I have been blessed to be able to spend my life investing in several Christian schools, giving my efforts to help them be a reflection of God in how they provide an excellent academic program within a genuine, spiritually nurturing culture. Along the way, it has often been necessary to implement changes, and this process has been a great learning experience for me, through failures and successes, good decisions and bad. I still consider one of my most valuable lessons to be the one in which I learned the importance of understanding history and context before rushing everyone into change (that’s a lesson I learned the hard way). Because of that experience, I am now intentionally careful to make sure I understand where I am (the culture, the history, the context) before I determine what and how to change.
As I have continued to grow in my understanding and application of this valuable principle, I have come to realize that there are generally two very important factors that must be considered when you are deciding whether or not to make a change. When you are pondering your next steps of change, you must first pause and consider the value of what is currently being done by considering both its perception and its purpose.
Perception is often something that we fail to consider because we tend to be blinded by our own perceptions. The reality is, however, that everyone around us also has his or her own perception that impacts how he or she views the current practices and policies. If we neglect to consider those, we may make changes that are resisted and rejected, because they will not see what we see. They will not see the problems with the current circumstances, and they will not see the benefits of the change.
Therefore, we must consider how the perceptions of others have been framed by three things: their own past experience, their present context, and their future expectations. When don’t first try to understand who they are and to see from their perspective, taking time to understand the impact of these three things on their thinking, we will miss seeing how these things shape and influence their perceptions. Then, when we introduce change, those perceptions will prevent them from seeing the true value of the change. However, if you have first taken the time to understand their perceptions, then you can address them and reshape them.
Purpose is often something that is forgotten, because once something has become accepted and normal practice, people generally stop thinking about why it is done that way. They may no longer realize the real meaning and intent behind it, and will blindly and thoughtlessly continue doing the same thing. It is like the wife who always cuts off the end of the Christmas ham before she cooks, because, she says, “It’s what my mother always did, and her ham was delicious.” But when her husband asked his mother-in-law why she did it, the answer was, “Because my oven was small and I needed to do that in order to get the ham to fit.” Likewise, people will tend to do what has always been done, forgetting (or not realizing) the reasoning behind it.
Therefore, we must intentionally consider the purpose of what we have been doing before we try to change it.
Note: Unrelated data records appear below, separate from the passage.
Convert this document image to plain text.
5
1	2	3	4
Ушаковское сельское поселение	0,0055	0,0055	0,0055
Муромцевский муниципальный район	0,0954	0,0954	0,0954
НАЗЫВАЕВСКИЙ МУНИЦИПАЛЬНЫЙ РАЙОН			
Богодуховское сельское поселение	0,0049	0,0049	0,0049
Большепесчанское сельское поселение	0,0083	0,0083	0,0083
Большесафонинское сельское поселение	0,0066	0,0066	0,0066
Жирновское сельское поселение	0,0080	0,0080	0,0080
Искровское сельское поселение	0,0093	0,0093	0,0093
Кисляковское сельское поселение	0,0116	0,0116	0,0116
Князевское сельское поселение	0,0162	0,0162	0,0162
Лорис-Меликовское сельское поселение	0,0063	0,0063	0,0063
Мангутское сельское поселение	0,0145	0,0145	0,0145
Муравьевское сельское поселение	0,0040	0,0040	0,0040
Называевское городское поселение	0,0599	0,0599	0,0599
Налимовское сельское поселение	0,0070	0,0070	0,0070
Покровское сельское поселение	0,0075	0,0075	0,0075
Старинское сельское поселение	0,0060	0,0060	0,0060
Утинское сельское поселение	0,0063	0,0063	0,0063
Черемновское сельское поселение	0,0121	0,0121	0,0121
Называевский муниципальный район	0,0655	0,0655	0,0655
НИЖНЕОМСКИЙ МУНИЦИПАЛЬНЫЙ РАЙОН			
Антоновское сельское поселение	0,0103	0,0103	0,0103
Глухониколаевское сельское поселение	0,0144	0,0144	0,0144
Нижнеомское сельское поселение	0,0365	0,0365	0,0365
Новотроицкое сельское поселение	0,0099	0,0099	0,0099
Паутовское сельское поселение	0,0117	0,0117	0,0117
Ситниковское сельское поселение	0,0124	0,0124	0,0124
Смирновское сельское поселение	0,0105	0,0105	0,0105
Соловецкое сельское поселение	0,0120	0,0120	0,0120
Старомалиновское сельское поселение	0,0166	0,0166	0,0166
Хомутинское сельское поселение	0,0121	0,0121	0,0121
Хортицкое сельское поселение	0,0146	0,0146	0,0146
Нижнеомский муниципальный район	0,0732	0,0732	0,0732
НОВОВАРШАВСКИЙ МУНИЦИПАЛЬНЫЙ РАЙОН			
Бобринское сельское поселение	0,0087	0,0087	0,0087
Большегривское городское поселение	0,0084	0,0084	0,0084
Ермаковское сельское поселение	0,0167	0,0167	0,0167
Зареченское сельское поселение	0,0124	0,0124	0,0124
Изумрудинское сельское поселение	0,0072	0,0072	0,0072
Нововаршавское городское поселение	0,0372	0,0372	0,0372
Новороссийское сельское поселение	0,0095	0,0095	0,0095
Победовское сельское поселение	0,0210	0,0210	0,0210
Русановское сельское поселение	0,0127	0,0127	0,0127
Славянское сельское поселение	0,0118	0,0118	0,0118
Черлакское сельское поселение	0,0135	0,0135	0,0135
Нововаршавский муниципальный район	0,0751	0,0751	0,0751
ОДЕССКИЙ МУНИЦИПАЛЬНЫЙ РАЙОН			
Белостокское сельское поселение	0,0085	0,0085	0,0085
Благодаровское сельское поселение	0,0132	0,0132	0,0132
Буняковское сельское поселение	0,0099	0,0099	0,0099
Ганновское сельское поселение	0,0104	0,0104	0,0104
Specifically, we need to ask ourselves three questions: 1) Why do we do it?; 2) Why do we do it like this?; and 3) Does it do what we want? Sometimes there are very valid and important reasons why something is done the way that it is, and we should not be so quick to rush into change. But sometimes, we will gain an understanding that helps us enlighten those around us, enabling them to see how a change will help us to better accomplish our overall purpose. When then happens, our job will be to help them understand how our purpose – the one on which we all agree – will best be served by making a change, either in what we do or in how we do it.
Change will always be happening, but it is not necessarily always needed, always beneficial, or always accepted. If, however, you want to enhance your ability to implement needed change, first learn to understand how the two factors of perception and purpose will affect your decisions, and the reception of your decisions by those around you. Then you can take intentional steps to manage both of them, and you will become a more effective agent of change.